With the Securities and Exchange Commission adopting new reform rules for the $2.6 trillion money market fund market, large institutional investors could turn to easy-to-use, ultra-short-duration bond exchange traded fund as a suitable alternative.
The SEC is implementing new rules to deter runs in money market funds, similar to what happened during the height of the 2008 financial crisis, according to a SEC press release.
“Today’s reforms fundamentally change the way that money market funds operate,” SEC Chair Mary Jo White said in the press release. “They will reduce the risk of runs in money market funds and provide important new tools that will help further protect investors and the financial system.”
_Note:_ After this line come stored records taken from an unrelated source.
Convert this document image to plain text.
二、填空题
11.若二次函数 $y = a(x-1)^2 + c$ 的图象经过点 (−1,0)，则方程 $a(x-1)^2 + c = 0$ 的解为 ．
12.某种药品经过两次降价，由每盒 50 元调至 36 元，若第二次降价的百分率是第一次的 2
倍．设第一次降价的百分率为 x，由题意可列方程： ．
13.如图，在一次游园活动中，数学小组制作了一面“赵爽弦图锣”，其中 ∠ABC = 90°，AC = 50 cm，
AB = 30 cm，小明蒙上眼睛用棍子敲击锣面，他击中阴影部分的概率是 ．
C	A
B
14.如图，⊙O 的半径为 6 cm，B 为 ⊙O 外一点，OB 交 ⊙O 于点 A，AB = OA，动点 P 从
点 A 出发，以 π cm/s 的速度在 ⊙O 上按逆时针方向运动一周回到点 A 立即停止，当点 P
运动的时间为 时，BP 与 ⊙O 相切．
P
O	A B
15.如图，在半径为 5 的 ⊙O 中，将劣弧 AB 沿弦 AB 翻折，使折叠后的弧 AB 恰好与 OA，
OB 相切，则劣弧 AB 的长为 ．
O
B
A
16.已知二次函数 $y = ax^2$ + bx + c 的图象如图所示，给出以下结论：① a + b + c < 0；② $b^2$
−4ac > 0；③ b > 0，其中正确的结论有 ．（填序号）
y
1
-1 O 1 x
Specifically, the new rules require institutional prime money market funds to float their net asset value, which will allow the daily share price of the funds to fluctuate along with change sin the market-based value of fund assets, essentially breaking the so-called buck, or constant share price of $1.00, that many have come to expect.
Additionally, money market fund boards can impose fees or so-called gates during periods of distress. If a fund’s level of weekly liquid assets dips below 30% of total assets under management, the fund could impose a liquidity fee of up to 2% on all redemptions.
The final rules provide a two-year transition period to allow funds and investors to adjust for the changes. Funds targeted at retail investors will be exempt from the floating share price, but the rules affect institutional funds, except those that only hold federal government securities.
Critics have argued that customers could pull their money out of these money market funds after seeing their balance fluctuate under the new floating rates and move into other funds, separate accounts or high-yield fixed-income options, Financial Times reports.